Vol. 26 Issue 5 Pg. 18

South Carolina BAR Journal

March, 2015

\xA0\xA0\xA0\xA0\xA0\xA0\xA0\xA0\xA0 David Moore, J.

\xA0\xA0\xA0\xA0\xA0\xA0\xA0\xA0\xA0It was a simple accident. He was simply unable to stop in time in heavy, rush-hour traffic and rear-ended the vehicle in front of him. After the accident was investigated and insurance information exchanged, he assumed the matter would be amicably resolved by his insurer.

\xA0\xA0\xA0\xA0\xA0\xA0\xA0\xA0\xA0Several months later, he received a call from an attorney retained by his insurer that the other party had filed suit and had made an entry of default against him. Upon further discussion with the attorney, he learned that the other party was making a substantial claim for damages caused by the injuries he sustained in the accident. He also learned that because he was in default, he could not present evidence on his own behalf, although there would be a hearing on damages.

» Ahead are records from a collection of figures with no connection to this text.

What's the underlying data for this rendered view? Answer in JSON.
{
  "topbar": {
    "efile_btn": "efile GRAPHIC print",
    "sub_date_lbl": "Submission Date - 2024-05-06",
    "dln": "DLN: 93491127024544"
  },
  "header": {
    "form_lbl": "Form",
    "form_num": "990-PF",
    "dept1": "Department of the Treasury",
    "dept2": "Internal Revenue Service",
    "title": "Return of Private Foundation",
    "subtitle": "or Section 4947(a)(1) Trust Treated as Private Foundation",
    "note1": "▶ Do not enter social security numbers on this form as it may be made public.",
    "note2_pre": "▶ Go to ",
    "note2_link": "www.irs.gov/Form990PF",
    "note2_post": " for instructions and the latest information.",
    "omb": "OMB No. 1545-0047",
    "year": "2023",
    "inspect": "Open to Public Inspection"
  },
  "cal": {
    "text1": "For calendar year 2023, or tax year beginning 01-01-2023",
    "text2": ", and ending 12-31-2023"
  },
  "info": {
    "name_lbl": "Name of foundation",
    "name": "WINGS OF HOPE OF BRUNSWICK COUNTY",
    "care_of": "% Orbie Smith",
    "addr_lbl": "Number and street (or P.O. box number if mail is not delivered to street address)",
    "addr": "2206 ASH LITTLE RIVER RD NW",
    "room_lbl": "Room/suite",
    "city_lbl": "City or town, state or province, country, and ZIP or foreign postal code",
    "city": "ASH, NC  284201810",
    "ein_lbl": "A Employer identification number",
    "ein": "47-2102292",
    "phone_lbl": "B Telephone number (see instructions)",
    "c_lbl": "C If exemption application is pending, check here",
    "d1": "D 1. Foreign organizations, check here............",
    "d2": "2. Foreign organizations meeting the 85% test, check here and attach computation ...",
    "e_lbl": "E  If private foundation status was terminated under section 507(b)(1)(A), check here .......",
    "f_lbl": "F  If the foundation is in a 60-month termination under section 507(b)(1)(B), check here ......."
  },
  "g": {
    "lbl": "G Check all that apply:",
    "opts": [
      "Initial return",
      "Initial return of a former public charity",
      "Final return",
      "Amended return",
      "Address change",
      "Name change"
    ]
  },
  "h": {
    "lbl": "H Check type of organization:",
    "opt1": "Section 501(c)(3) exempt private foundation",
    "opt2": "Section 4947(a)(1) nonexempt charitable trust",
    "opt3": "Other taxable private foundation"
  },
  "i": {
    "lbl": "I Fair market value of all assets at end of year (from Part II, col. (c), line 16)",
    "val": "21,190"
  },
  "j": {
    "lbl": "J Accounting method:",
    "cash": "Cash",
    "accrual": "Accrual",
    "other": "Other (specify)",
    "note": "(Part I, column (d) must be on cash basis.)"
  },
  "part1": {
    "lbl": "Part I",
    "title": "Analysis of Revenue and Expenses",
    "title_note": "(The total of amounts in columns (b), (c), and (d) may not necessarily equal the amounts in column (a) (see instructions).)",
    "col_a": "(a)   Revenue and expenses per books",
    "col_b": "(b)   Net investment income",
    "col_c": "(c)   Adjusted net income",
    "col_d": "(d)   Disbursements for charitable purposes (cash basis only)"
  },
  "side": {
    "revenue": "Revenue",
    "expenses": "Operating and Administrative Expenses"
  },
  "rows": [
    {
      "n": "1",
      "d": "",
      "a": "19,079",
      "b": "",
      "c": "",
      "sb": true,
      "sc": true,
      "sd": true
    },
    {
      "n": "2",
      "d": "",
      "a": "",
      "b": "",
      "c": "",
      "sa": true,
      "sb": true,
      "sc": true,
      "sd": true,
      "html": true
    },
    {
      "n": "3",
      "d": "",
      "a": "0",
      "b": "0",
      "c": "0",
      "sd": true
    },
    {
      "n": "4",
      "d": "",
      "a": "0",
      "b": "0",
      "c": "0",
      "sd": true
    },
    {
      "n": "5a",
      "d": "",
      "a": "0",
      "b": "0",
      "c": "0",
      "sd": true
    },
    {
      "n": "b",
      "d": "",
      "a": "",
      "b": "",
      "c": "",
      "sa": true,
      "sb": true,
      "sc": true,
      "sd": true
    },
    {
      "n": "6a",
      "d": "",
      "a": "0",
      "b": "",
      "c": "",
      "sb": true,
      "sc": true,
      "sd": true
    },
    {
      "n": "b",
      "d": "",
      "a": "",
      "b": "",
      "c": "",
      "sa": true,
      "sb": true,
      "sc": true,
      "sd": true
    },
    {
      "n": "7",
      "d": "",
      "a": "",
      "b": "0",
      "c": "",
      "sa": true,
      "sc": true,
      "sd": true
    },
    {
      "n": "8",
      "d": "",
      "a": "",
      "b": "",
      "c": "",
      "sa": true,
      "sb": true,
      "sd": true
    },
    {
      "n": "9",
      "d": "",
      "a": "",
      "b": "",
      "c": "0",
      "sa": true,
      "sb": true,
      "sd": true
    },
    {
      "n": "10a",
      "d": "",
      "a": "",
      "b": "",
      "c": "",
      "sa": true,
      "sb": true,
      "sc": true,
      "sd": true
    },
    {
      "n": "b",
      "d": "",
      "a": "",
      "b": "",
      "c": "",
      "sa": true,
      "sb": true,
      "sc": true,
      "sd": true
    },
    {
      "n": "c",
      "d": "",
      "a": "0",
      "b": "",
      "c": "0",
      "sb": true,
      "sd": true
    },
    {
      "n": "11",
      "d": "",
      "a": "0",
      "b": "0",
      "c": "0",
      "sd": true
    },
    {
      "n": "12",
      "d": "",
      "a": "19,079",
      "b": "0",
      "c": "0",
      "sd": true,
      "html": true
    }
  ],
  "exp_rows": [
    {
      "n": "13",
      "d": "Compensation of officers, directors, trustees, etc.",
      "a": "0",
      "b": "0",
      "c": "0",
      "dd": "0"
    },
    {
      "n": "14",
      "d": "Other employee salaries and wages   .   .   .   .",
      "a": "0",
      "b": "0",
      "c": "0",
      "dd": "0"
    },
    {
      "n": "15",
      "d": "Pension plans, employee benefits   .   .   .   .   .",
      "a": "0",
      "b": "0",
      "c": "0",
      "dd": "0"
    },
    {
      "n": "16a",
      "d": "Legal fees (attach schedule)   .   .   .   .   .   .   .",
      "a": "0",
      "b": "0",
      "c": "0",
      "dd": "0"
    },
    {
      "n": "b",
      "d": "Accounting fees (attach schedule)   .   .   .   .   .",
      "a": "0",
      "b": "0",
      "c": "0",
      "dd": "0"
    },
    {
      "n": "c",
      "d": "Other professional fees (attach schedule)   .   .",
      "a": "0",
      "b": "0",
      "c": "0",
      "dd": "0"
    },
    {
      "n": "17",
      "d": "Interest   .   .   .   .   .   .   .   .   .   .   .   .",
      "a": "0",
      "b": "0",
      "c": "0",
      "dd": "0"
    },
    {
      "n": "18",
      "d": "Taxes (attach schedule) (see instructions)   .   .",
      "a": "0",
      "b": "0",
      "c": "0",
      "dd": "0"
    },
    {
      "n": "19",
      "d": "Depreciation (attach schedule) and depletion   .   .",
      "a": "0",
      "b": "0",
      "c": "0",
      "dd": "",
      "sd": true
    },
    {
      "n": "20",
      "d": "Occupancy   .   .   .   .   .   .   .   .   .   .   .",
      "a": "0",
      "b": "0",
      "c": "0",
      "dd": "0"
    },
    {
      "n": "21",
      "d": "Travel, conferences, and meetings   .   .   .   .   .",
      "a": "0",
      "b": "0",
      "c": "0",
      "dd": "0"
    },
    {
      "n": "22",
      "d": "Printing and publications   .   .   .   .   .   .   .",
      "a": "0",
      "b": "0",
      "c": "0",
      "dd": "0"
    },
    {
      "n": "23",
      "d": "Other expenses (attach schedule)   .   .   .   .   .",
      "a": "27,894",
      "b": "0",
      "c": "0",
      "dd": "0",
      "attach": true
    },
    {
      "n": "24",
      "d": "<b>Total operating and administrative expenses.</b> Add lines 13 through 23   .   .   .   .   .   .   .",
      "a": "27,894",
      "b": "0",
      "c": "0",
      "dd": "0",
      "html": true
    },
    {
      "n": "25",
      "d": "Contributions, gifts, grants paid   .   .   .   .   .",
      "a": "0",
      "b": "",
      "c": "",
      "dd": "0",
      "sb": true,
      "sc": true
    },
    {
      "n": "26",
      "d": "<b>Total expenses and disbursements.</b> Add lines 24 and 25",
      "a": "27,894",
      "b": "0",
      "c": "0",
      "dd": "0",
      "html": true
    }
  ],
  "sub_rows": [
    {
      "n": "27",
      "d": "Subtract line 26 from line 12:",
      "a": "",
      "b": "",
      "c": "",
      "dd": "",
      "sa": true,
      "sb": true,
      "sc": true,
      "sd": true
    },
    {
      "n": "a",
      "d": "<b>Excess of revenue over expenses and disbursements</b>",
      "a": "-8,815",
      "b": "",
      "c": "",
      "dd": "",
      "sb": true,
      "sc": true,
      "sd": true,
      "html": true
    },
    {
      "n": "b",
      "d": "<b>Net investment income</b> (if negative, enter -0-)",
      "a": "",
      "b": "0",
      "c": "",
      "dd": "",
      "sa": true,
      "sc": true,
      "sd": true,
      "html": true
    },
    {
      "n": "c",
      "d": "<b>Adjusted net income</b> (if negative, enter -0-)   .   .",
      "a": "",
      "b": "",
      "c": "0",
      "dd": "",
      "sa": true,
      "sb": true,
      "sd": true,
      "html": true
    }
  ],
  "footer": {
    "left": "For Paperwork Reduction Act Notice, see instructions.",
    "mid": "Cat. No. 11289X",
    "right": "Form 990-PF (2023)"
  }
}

\xA0\xA0\xA0\xA0\xA0\xA0\xA0\xA0\xA0How could this be? He had received no actual notice and had not been personally served. The attorney advised that the other party, through his attorney, had been unable to serve him personally based upon the address set forth in the incident report prepared by the investigating officer. As a result, the other attorney had obtained a court order directing that he be served by publication. He had not seen the publication in the local newspaper. Moreover, it turned out that the investigating officer had failed to note the change of address on the back of his license and had mistakenly entered his old address. Since he had moved, he was obviously not there when service was attempted. Under South Carolina law, the above scenario is not necessarily far-fetched. A judge would have the discretion to overturn the entry of default. But, as seen in the recent case of Caldwell v. Wiquist, 1 circuit judges are not always sympathetic. These rulings are not to be disturbed absent a clear showing of abuse of discretion.2 Fortunately for the defendant in Caldwell, the Court of Appeals overturned the default judgment based upon the lack of a factual basis for determining that the defendants could not, after due diligence, be found in the state.3 There are instances, however, where the appellate courts have found that the supporting affidavits contained sufficient factual information to support service by publication.4

\xA0\xA0\xA0\xA0\xA0\xA0\xA0\xA0\xA0Where there is a sufficient factual basis for this issuance of an order granting service by publication, the question then becomes whether service by publication adequately fulfills the purposes of service of process. In Roche v. Young Bros., Inc. of Florence, 5 the S.C. Supreme Court noted that service of process serves at least two purposes: It assures the defendant of reasonable notice of the action, and it confers personal jurisdiction on the court.

\xA0\xA0\xA0\xA0\xA0\xA0\xA0\xA0\xA0Service by publication may not comply with due process requirements of adequate notice, particularly in light of the drastic decline in newspaper readership over the past few years. The Pew Research Center reports that only 23 percent of the public read newspapers on a regular basis.6 Service by publication assumes that those who read newspapers do so thoroughly, including reading the small print notices for litigation. Although courts have recognized that service by publication is a notoriously unreliable method of actually informing interested parties of pending litigation, 7 they continue to rely upon statutorily permitted service by publication when reasonable efforts have been undertaken to otherwise serve and notify interested parties of the litigation.

\xA0\xA0\xA0\xA0\xA0\xA0\xA0\xA0\xA0Even if service by publication passes constitutional muster, the statutory practice of serving only the summons by publication may be inadequate to obtain personal jurisdiction over the defendant. Until 1985, when the South Carolina Rules of Civil Procedure were adopted, the commencement of a legal action was made when a summons was properly served upon a defendant.8 Moreover, section 15-13-230 provided that a complaint need not be served with the summons. Instead, the summons would direct a defendant to obtain a copy of the complaint from the clerk of court in the county where the action was pending.